文春オンライン
女性レーサーから日産の社外取締役に レースクィーンだった彼女はどう生きてきたのか

女性レーサーから日産の社外取締役に レースクィーンだった彼女はどう生きてきたのか

井原慶子――『こんな家に住んできた 17人の越境者たち』より

2019/02/17
note

ハングリー精神を求め海外へ

井原 海外で闘わなければならない――そう確信したのは、フェラーリ・チャレンジの世界1決定戦に行き、イタリアでのレースを経験したことが大きな理由でした。各国のチャンピオンクラスが集まるレースで、彼らのまるでライオンみたいなハングリー精神に圧倒されて。レース中にちょっと油断したら、「ガオー!」と食らいつかれ、一気に何台にも抜かれるんですから。

 前を走るマシンにノーズで触れたり、ホイールをカンカンと軽くぶつけたりするのも当たり前。例えば後にフランスのチームにいたとき、担当のメカニックはこう言って私をコースに送り出していました。

「World WarⅡ!!」

ADVERTISEMENT

 相手を殺してやろうというくらいの気合いがなければヨーロッパではビリになってしまう。

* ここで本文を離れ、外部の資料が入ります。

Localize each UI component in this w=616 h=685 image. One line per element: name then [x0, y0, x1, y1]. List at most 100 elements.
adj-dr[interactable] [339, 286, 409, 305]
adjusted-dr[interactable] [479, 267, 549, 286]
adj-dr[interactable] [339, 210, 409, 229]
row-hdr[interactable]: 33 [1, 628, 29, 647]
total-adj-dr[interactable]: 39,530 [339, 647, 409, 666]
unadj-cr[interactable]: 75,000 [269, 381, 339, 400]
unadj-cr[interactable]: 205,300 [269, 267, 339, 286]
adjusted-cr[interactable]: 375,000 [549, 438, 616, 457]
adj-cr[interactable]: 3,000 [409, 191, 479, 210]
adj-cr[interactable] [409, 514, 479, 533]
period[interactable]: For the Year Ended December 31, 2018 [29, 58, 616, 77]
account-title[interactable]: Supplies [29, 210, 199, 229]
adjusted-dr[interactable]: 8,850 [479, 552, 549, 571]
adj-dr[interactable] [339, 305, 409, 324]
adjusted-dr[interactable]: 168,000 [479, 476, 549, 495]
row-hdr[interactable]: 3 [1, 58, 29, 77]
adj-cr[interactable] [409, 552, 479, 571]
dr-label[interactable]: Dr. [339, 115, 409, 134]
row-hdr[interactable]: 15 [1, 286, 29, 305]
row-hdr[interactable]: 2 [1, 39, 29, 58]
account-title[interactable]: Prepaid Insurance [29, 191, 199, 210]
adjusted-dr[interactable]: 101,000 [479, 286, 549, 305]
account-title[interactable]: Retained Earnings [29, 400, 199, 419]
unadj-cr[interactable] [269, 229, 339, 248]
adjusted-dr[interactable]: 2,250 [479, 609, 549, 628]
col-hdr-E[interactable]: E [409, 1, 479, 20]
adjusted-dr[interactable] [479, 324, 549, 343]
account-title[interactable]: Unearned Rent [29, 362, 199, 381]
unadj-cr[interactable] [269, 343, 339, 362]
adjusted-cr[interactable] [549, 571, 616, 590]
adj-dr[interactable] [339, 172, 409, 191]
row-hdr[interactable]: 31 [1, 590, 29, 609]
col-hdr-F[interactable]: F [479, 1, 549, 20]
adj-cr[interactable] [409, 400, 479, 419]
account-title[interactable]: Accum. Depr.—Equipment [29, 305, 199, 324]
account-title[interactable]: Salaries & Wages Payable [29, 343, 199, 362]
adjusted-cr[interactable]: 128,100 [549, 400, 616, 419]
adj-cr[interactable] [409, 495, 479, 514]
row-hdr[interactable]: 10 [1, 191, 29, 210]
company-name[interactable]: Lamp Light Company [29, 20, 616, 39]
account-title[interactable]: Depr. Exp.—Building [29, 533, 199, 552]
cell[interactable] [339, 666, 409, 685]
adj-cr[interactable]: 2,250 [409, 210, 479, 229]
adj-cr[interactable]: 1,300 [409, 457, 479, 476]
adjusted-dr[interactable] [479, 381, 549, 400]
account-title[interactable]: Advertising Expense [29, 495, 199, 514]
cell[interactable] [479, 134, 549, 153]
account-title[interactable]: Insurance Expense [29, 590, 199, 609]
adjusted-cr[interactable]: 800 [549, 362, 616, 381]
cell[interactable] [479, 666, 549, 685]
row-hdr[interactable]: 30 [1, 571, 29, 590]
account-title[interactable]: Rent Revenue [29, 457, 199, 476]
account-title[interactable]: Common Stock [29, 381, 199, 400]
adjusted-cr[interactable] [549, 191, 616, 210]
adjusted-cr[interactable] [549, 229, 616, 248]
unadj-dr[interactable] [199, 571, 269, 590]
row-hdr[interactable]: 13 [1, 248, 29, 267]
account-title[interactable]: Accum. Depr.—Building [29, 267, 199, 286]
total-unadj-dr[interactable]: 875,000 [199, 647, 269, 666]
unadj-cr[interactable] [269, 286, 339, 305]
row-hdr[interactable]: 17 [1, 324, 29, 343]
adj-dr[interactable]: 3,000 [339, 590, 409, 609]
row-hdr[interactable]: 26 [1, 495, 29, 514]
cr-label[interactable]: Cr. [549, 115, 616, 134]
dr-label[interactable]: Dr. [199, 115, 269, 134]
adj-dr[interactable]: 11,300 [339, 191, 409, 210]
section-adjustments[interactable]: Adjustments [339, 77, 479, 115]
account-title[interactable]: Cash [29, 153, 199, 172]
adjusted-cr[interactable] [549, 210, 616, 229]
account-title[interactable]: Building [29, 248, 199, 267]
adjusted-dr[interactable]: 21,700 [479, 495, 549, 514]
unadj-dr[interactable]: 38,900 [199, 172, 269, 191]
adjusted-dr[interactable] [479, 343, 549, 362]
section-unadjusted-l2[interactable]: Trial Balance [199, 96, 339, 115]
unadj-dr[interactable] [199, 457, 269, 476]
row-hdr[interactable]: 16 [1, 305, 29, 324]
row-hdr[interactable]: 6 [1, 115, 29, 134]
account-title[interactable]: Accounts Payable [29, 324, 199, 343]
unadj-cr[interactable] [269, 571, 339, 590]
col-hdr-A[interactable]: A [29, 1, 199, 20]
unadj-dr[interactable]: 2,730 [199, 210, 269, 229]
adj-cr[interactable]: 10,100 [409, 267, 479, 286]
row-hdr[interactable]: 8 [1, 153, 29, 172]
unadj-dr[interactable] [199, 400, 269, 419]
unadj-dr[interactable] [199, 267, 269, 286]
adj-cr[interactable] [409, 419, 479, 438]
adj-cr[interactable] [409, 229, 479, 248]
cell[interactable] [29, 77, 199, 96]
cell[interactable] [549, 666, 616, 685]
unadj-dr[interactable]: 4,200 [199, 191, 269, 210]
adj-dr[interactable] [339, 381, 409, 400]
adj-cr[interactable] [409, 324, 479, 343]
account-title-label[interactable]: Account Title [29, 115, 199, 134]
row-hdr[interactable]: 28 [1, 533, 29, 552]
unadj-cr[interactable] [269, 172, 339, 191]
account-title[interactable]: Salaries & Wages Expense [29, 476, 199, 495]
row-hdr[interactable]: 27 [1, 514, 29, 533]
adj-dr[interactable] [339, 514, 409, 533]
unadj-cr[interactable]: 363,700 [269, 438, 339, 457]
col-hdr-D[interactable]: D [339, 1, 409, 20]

このまま日本に居続けても、あの世界には行けないと実感しました。

 挑戦の場にイギリスを選んだのは、知り合いの佐藤琢磨君が向こうにいて、彼のマネージャーの方が声をかけてくれたからです。紹介されたのは父親がオーナー、母親がマネージャー、耳にピアスをあけた男の子がメカニックをしている家族経営の小さなチーム。拠点はノーフォークという田舎で、イギリス中のサーキットを転戦したんです。

新居はセナがルーキー時代に住んでいた部屋

 ノーフォークは100メートルくらいの通りに、商店が10軒ほど並ぶだけの町です。近くにスネッタートンというサーキットがあり、レース関係のショップやファクトリーが周囲に集まる「レース村」なんです。

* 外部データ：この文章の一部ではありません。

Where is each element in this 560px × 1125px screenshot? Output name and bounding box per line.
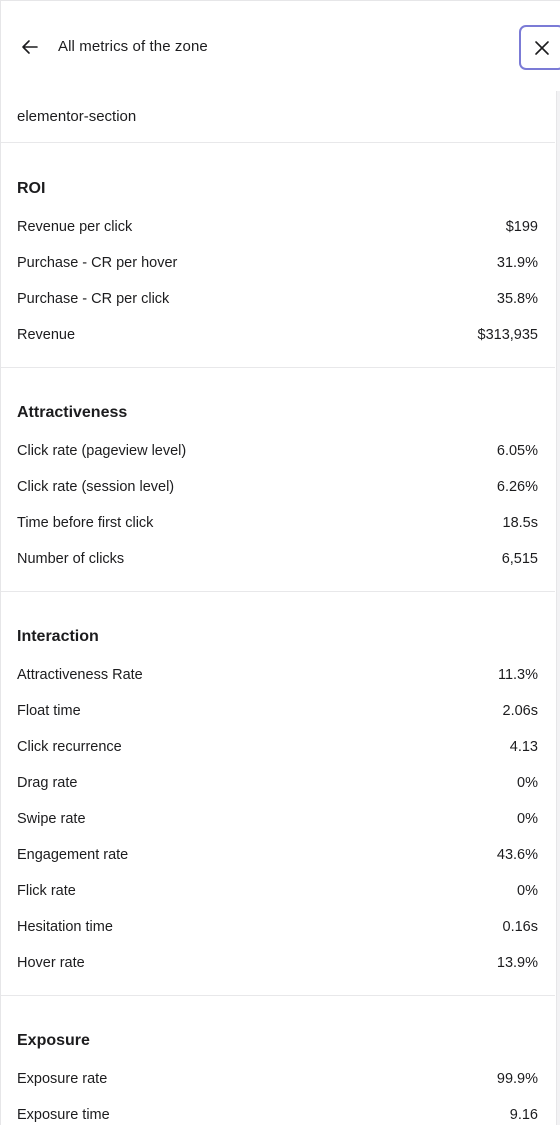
scrollbar[interactable] <box>556 91 560 1125</box>
metric-label: Engagement rate <box>17 847 129 863</box>
metric-label: Number of clicks <box>17 551 125 567</box>
metric-label: Time before first click <box>17 515 154 531</box>
metric-label: Hover rate <box>17 955 85 971</box>
close-icon <box>535 40 549 55</box>
metric-value: 6.26% <box>496 479 538 495</box>
metric-row: Flick rate 0% <box>1 873 555 909</box>
metric-label: Click recurrence <box>17 739 122 755</box>
metric-value: $313,935 <box>477 327 538 343</box>
metric-value: 0% <box>517 775 538 791</box>
metric-label: Revenue <box>17 327 76 343</box>
metric-label: Purchase - CR per click <box>17 291 170 307</box>
metrics-section-attractiveness: Attractiveness Click rate (pageview level… <box>1 368 555 592</box>
metric-value: 0% <box>517 811 538 827</box>
metric-row: Exposure rate 99.9% <box>1 1061 555 1097</box>
metric-label: Hesitation time <box>17 919 113 935</box>
metric-row: Swipe rate 0% <box>1 801 555 837</box>
metric-value: 31.9% <box>496 255 538 271</box>
metric-value: 2.06s <box>502 703 538 719</box>
metric-value: 18.5s <box>502 515 538 531</box>
metric-row: Exposure time 9.16 <box>1 1097 555 1125</box>
metric-label: Click rate (session level) <box>17 479 175 495</box>
metric-row: Time before first click 18.5s <box>1 505 555 541</box>
metric-label: Flick rate <box>17 883 76 899</box>
metrics-section-exposure: Exposure Exposure rate 99.9% Exposure time 9… <box>1 996 555 1125</box>
metric-value: 9.16 <box>509 1107 538 1123</box>
metric-row: Purchase - CR per hover 31.9% <box>1 245 555 281</box>
metric-label: Purchase - CR per hover <box>17 255 178 271</box>
metric-row: Drag rate 0% <box>1 765 555 801</box>
metric-value: 4.13 <box>509 739 538 755</box>
metric-row: Click rate (session level) 6.26% <box>1 469 555 505</box>
metric-row: Engagement rate 43.6% <box>1 837 555 873</box>
metric-row: Purchase - CR per click 35.8% <box>1 281 555 317</box>
metric-value: 99.9% <box>496 1071 538 1087</box>
panel-header: All metrics of the zone <box>1 1 560 91</box>
metric-label: Swipe rate <box>17 811 86 827</box>
zone-name-row: elementor-section <box>1 91 555 143</box>
metric-row: Revenue $313,935 <box>1 317 555 353</box>
metric-value: 35.8% <box>496 291 538 307</box>
metric-value: 0% <box>517 883 538 899</box>
back-button[interactable] <box>19 36 41 58</box>
metric-row: Hesitation time 0.16s <box>1 909 555 945</box>
metric-value: 13.9% <box>496 955 538 971</box>
metric-row: Attractiveness Rate 11.3% <box>1 657 555 693</box>
arrow-left-icon <box>22 40 38 54</box>
metric-value: 6.05% <box>496 443 538 459</box>
metric-value: 11.3% <box>497 667 538 683</box>
metrics-section-roi: ROI Revenue per click $199 Purchase - CR pe… <box>1 144 555 368</box>
metric-row: Float time 2.06s <box>1 693 555 729</box>
metric-value: 0.16s <box>502 919 538 935</box>
zone-name: elementor-section <box>17 108 137 125</box>
metric-label: Revenue per click <box>17 219 133 235</box>
close-button[interactable] <box>519 25 560 70</box>
metrics-section-interaction: Interaction Attractiveness Rate 11.3% Float… <box>1 592 555 996</box>
section-title: Exposure <box>17 1032 90 1049</box>
section-title: ROI <box>17 180 46 197</box>
metric-value: 43.6% <box>496 847 538 863</box>
metric-row: Number of clicks 6,515 <box>1 541 555 577</box>
section-title: Interaction <box>17 628 99 645</box>
metrics-sections: ROI Revenue per click $199 Purchase - CR pe… <box>1 144 555 1125</box>
metric-label: Drag rate <box>17 775 78 791</box>
metric-label: Click rate (pageview level) <box>17 443 187 459</box>
metric-row: Hover rate 13.9% <box>1 945 555 981</box>
metric-value: $199 <box>505 219 538 235</box>
metric-row: Click recurrence 4.13 <box>1 729 555 765</box>
metric-label: Attractiveness Rate <box>17 667 143 683</box>
metric-row: Click rate (pageview level) 6.05% <box>1 433 555 469</box>
metric-label: Float time <box>17 703 81 719</box>
section-title: Attractiveness <box>17 404 128 421</box>
metric-label: Exposure time <box>17 1107 110 1123</box>
metric-row: Revenue per click $199 <box>1 209 555 245</box>
metric-label: Exposure rate <box>17 1071 108 1087</box>
metric-value: 6,515 <box>501 551 538 567</box>
page-title: All metrics of the zone <box>58 38 208 55</box>
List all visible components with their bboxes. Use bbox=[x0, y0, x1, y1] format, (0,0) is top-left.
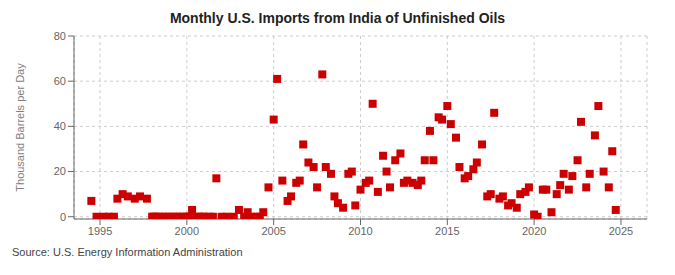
html-text:Monthly U.S. Imports from Indi: Monthly U.S. Imports from India of Unfin… bbox=[169, 10, 506, 26]
svg-text:60: 60 bbox=[54, 75, 66, 87]
html-text:Source: U.S. Energy Informatio: Source: U.S. Energy Information Administ… bbox=[12, 246, 243, 258]
svg-text:2010: 2010 bbox=[348, 225, 372, 237]
svg-text:80: 80 bbox=[54, 30, 66, 42]
svg-text:2005: 2005 bbox=[261, 225, 285, 237]
svg-text:2020: 2020 bbox=[522, 225, 546, 237]
svg-text:0: 0 bbox=[60, 211, 66, 223]
svg-text:Thousand Barrels per Day: Thousand Barrels per Day bbox=[14, 63, 26, 192]
svg-text:2025: 2025 bbox=[609, 225, 633, 237]
svg-text:2015: 2015 bbox=[435, 225, 459, 237]
svg-text:2000: 2000 bbox=[175, 225, 199, 237]
svg-text:1995: 1995 bbox=[88, 225, 112, 237]
svg-text:40: 40 bbox=[54, 120, 66, 132]
svg-text:20: 20 bbox=[54, 165, 66, 177]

 町にはレース関係者の集まるパブが3軒あって、私はそのうちの一軒の2階の屋根裏部屋に最初は住むことになりました。ベッドが1つあるだけで、夜はいきなり1階からヘヴィメタが大音量で流れ始めたりするけれど、あのアイルトン・セナもルーキー時代に住んでいた部屋でした。そこにしばらくいた後、チームの用意してくれた古い1軒家の2階に引っ越したんです。

日本人だからと差別された悔しさ

 スーツケースを引きずってこの村に来たとき、私は初めての1人暮らし、しかも海外ということで、「ここに私が住むんだ」とわくわくしていました。でも、実は新居での思い出はあまり良いものではないんです。というのも、隣のお肉屋さんの店員のおじさんたちが、売れ残りの腐った卵をがんがん投げつけてきたからです。理由を聞いたら「日本人が嫌いだからだ」と言われ、それからの毎日は胃が痛くて泣いていました。にこにこと笑ってお肉を買いにいくうちに誤解が解け、最終的にはバーベキューに誘われるほど仲良くなれたのですが、今でも日本人だからと差別された悔しさは胸に残っていますね。

自分を変えたシューマッハからのメッセージ

 ただ、これが昔の自分だったら、そんなふうにコミュニケーションを取ることはできなかったと思います。それまでの私は苦手な人からは遠ざかるようにしていました。でも、あのときは卵を投げつけてくる人たちに向かっていけた。それができたのは、フェラーリ・チャレンジのセレモニーでミハエル・シューマッハに会ったとき、彼に言われたこんな言葉を肝に銘じていたからです。

「どんな環境でも自分のモノにする覚悟を持ちなさい。嫌な奴を自分の味方に付けられるようになると、それが結果につながるから」

 世界中の実力者が集まる場所でチャンピオンになるためには、速いだけではダメ。不利なマシン、嫌いな奴も含めて、周囲の全てを自分の側に取り込まねばならない、と。それからレースをやって私が変わったのは、嫌なことや嫌いな人と向き合っても、それで死ぬわけではないという気持ちが芽生えたことでした。シューマッハの言葉とレースの世界での経験のおかげで、いつの間にか自分が大きく変わっていたんです。